At Parabolic Arc, Doug Messier argues that FAA “will need to see a number of successful flights before they agree to let Virgin Galactic fly paying passengers.” That’s possible, but it’s worth noting that a number of expendable launch vehicles (without people on board, of course) received launch licenses before their first flights, including SpaceX’s Falcon 9. Also, SpaceShipOne received its launch license from the FAA in early 2004 after just one 15-second powered test flight. That, though, was before FAA/AST had the authority to grant permits for suborbital test flights.

These suggestions that AST will delay the granting of a license are based on the argument that they’ll wait until there’s a series of suborbital test flights that demonstrate that the vehicle is safe for Virgin’s customers. However, that is not FAA’s mandate. The FAA’s primary focus in on protecting the safety of third parties: those people, and their property, not involved with the launch. Under current law (51 USC 509), flights of “spaceflight participants” are allowed under a launch license under the “informed consent” regime: the license holder has to inform the participant about the risks associated with the flight and that “the United States Government has not certified the launch vehicle as safe for carrying crew or space flight participants”. The participant must then provide “written informed consent” to fly.

Under the Commercial Space Flight Amendments Act (CSLAA) of 2004, the FAA is restricted from promulgating other safety regulations involving spaceflight participants except in the event of “a serious or fatal injury” during a flight, or “an unplanned event or series of events” during a flight that “posed a high risk” of causing such an injury. That restriction was to expire in December 2012, eight years after the CSLAA became law, but in early 2012 Congress amended the law to change the deadline to October 2015.

The CBC article treats that current regulatory restriction as something of a flaw. If Virgin does get its license, it reports, “the flights could take place without the kind of safety rules that go into more conventional forms of air travel.” That is, as one space law expert quoted in the article notes, a deliberate aspect of the law: that restriction was designed to allow the industry to build up flight experience upon which regulations could be based (and is why many in the industry refer to it as a “learning period” rather than a moratorium.) The lack of flights by Virgin and others, though, led Congress to extend the expiration of this learning period at least once, and some in the industry have pressed for another extension.

The emphasis on a lack of a commercial launch license, then, is something of a red herring. Virgin doesn’t need a launch license now to continue its testing regime, isn’t late now in receiving one, and given current law, there’s no reason to believe the Virgin won’t receive one before it plans to begin commercial flights, so long as as it can demonstrate the vehicle’s safety to the uninvolved public.

What should be a focus of concern, though, is what could delay SpaceShipTwo from beginning commercial flights this year: its hybrid rocket engine.
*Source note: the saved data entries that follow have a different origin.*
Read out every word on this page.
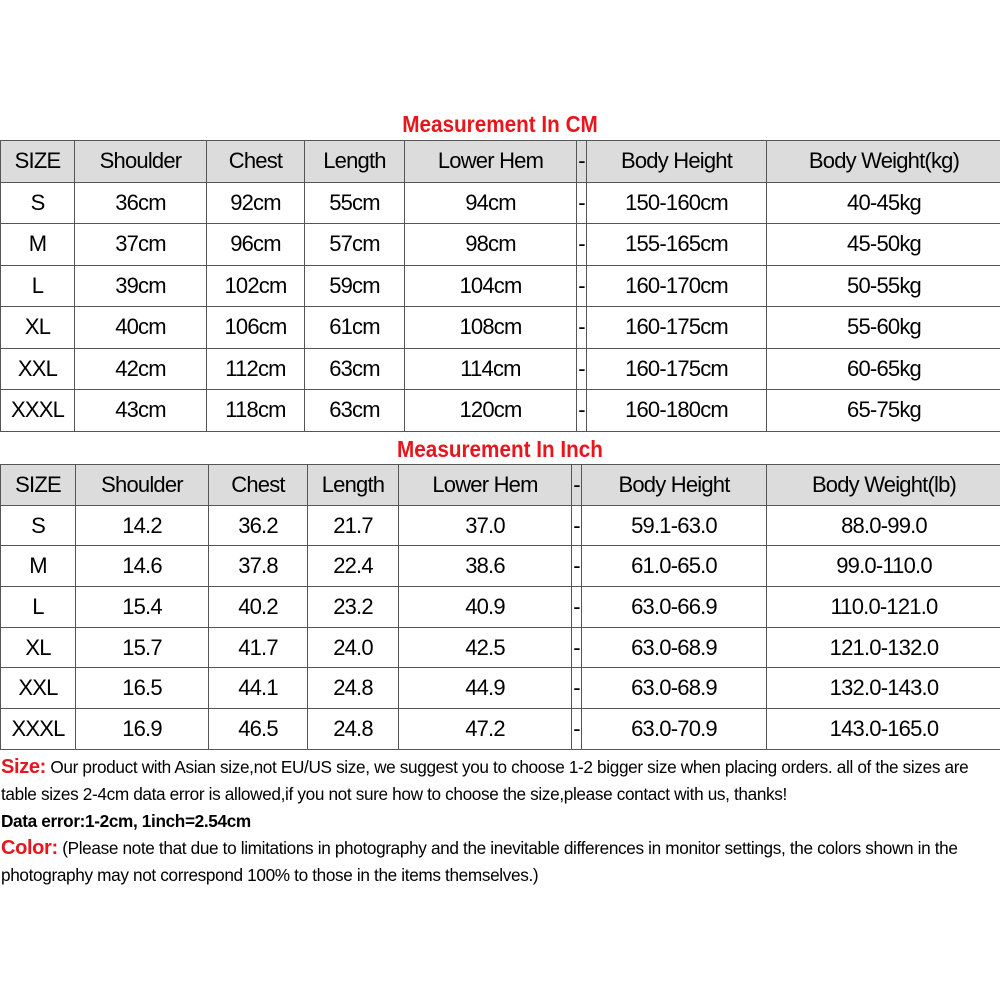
Measurement In CM
SIZE	Shoulder	Chest	Length	Lower Hem	-	Body Height	Body Weight(kg)
S	36cm	92cm	55cm	94cm	-	150-160cm	40-45kg
M	37cm	96cm	57cm	98cm	-	155-165cm	45-50kg
L	39cm	102cm	59cm	104cm	-	160-170cm	50-55kg
XL	40cm	106cm	61cm	108cm	-	160-175cm	55-60kg
XXL	42cm	112cm	63cm	114cm	-	160-175cm	60-65kg
XXXL	43cm	118cm	63cm	120cm	-	160-180cm	65-75kg
Measurement In Inch
SIZE	Shoulder	Chest	Length	Lower Hem	-	Body Height	Body Weight(lb)
S	14.2	36.2	21.7	37.0	-	59.1-63.0	88.0-99.0
M	14.6	37.8	22.4	38.6	-	61.0-65.0	99.0-110.0
L	15.4	40.2	23.2	40.9	-	63.0-66.9	110.0-121.0
XL	15.7	41.7	24.0	42.5	-	63.0-68.9	121.0-132.0
XXL	16.5	44.1	24.8	44.9	-	63.0-68.9	132.0-143.0
XXXL	16.9	46.5	24.8	47.2	-	63.0-70.9	143.0-165.0

Size: Our product with Asian size,not EU/US size, we suggest you to choose 1-2 bigger size when placing orders. all of the sizes are table sizes 2-4cm data error is allowed,if you not sure how to choose the size,please contact with us, thanks!

Data error:1-2cm, 1inch=2.54cm

Color: (Please note that due to limitations in photography and the inevitable differences in monitor settings, the colors shown in the photography may not correspond 100% to those in the items themselves.)
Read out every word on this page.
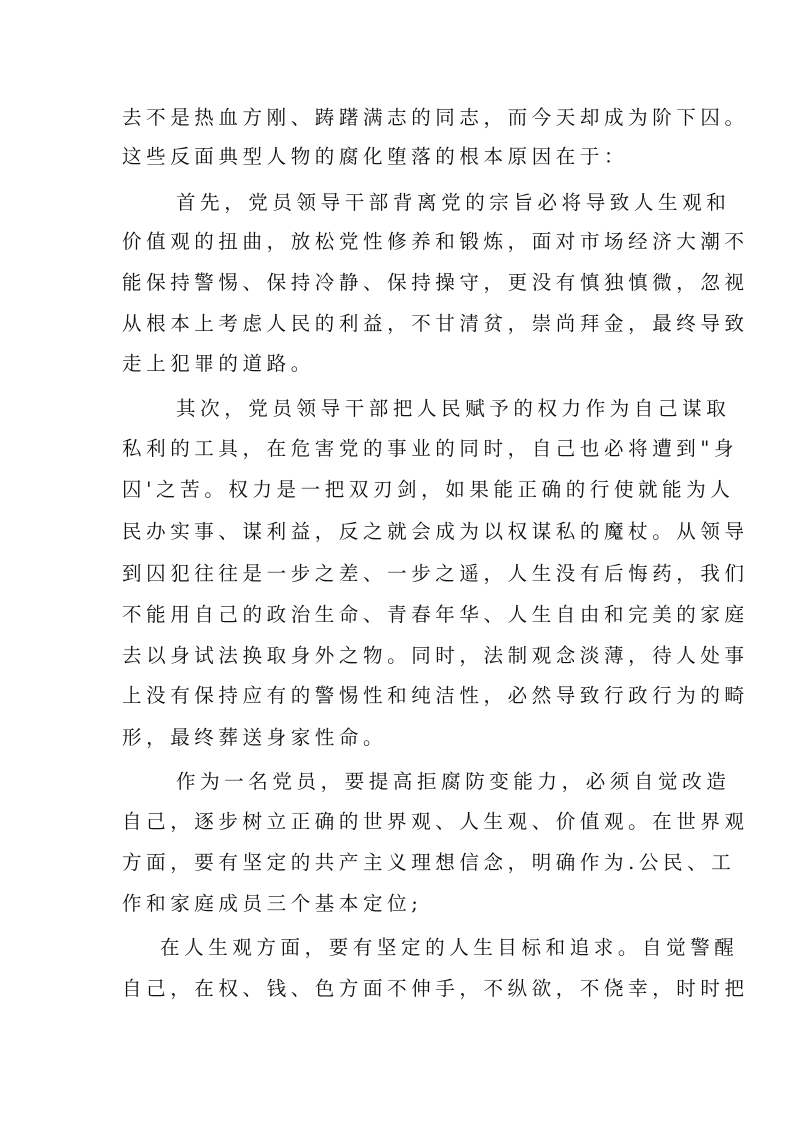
去不是热血方刚、踌躇满志的同志，而今天却成为阶下囚。
这些反面典型人物的腐化堕落的根本原因在于：
首先，党员领导干部背离党的宗旨必将导致人生观和
价值观的扭曲，放松党性修养和锻炼，面对市场经济大潮不
能保持警惕、保持冷静、保持操守，更没有慎独慎微，忽视
从根本上考虑人民的利益，不甘清贫，崇尚拜金，最终导致
走上犯罪的道路。
其次，党员领导干部把人民赋予的权力作为自己谋取
私利的工具，在危害党的事业的同时，自己也必将遭到"身
囚'之苦。权力是一把双刃剑，如果能正确的行使就能为人
民办实事、谋利益，反之就会成为以权谋私的魔杖。从领导
到囚犯往往是一步之差、一步之遥，人生没有后悔药，我们
不能用自己的政治生命、青春年华、人生自由和完美的家庭
去以身试法换取身外之物。同时，法制观念淡薄，待人处事
上没有保持应有的警惕性和纯洁性，必然导致行政行为的畸
形，最终葬送身家性命。
作为一名党员，要提高拒腐防变能力，必须自觉改造
自己，逐步树立正确的世界观、人生观、价值观。在世界观
方面，要有坚定的共产主义理想信念，明确作为.公民、工
作和家庭成员三个基本定位;
在人生观方面，要有坚定的人生目标和追求。自觉警醒
自己，在权、钱、色方面不伸手，不纵欲，不侥幸，时时把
While Virgin officials indicated last year that they would be gradually increasing the burn times of that engine on its powered flights, the third powered flight fired its engine only a few seconds longer than the first flight, more than eight months earlier. The long gaps between powered flights have also raised questions about the status of the engine, including speculation that the engine is somehow underpowered for its planned suborbital flights and that it is working on an alternative engine that uses a nylon-based fuel.
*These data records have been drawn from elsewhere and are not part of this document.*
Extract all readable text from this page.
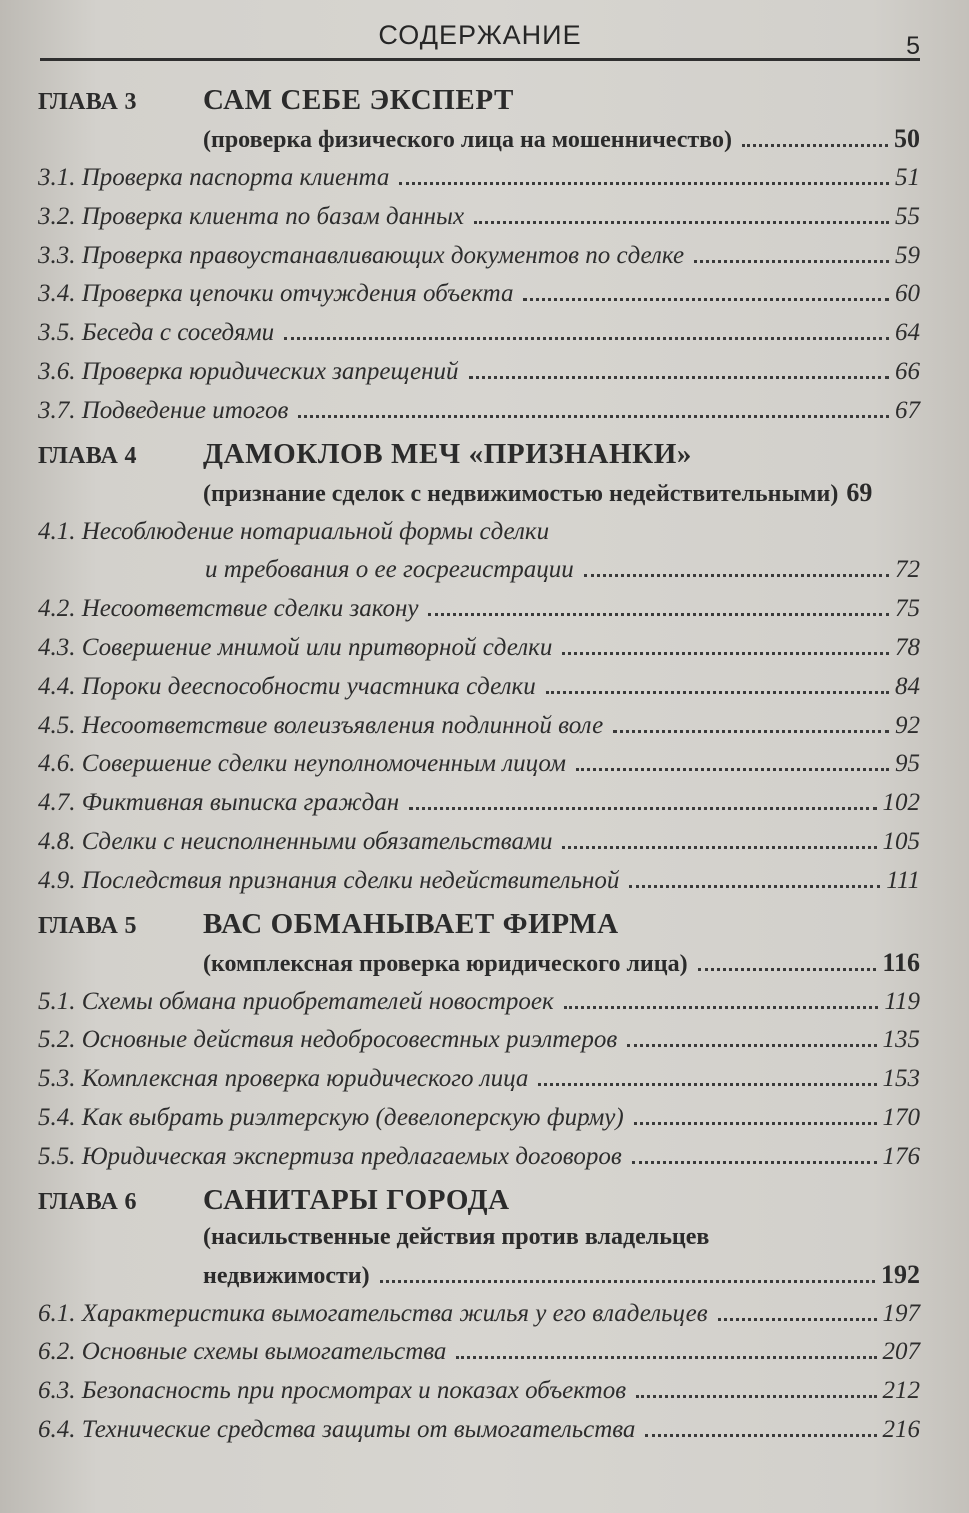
СОДЕРЖАНИЕ	5
ГЛАВА 3	САМ СЕБЕ ЭКСПЕРТ
(проверка физического лица на мошенничество)	50
3.1. Проверка паспорта клиента	51
3.2. Проверка клиента по базам данных	55
3.3. Проверка правоустанавливающих документов по сделке	59
3.4. Проверка цепочки отчуждения объекта	60
3.5. Беседа с соседями	64
3.6. Проверка юридических запрещений	66
3.7. Подведение итогов	67
ГЛАВА 4	ДАМОКЛОВ МЕЧ «ПРИЗНАНКИ»
(признание сделок с недвижимостью недействительными) 69
4.1. Несоблюдение нотариальной формы сделки
и требования о ее госрегистрации	72
4.2. Несоответствие сделки закону	75
4.3. Совершение мнимой или притворной сделки	78
4.4. Пороки дееспособности участника сделки	84
4.5. Несоответствие волеизъявления подлинной воле	92
4.6. Совершение сделки неуполномоченным лицом	95
4.7. Фиктивная выписка граждан	102
4.8. Сделки с неисполненными обязательствами	105
4.9. Последствия признания сделки недействительной	111
ГЛАВА 5	ВАС ОБМАНЫВАЕТ ФИРМА
(комплексная проверка юридического лица)	116
5.1. Схемы обмана приобретателей новостроек	119
5.2. Основные действия недобросовестных риэлтеров	135
5.3. Комплексная проверка юридического лица	153
5.4. Как выбрать риэлтерскую (девелоперскую фирму)	170
5.5. Юридическая экспертиза предлагаемых договоров	176
ГЛАВА 6	САНИТАРЫ ГОРОДА
(насильственные действия против владельцев
недвижимости)	192
6.1. Характеристика вымогательства жилья у его владельцев	197
6.2. Основные схемы вымогательства	207
6.3. Безопасность при просмотрах и показах объектов	212
6.4. Технические средства защиты от вымогательства	216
Last last month, perhaps to counter some of that speculation, Virgin released a video that showed, among other highlights, a full (approximately 55-second) burn of that hybrid engine in a ground test. Scaled Composites has also released logs of “RocketMotorTwo” test firings, but as Messier noted a few days ago, these logs contain so few details as to be of little use. The thing to watch, then, is not whether or when Virgin gets a launch license for SpaceShipTwo, but when and how SpaceShipTwo actually flies under its current—or alternative—engine design.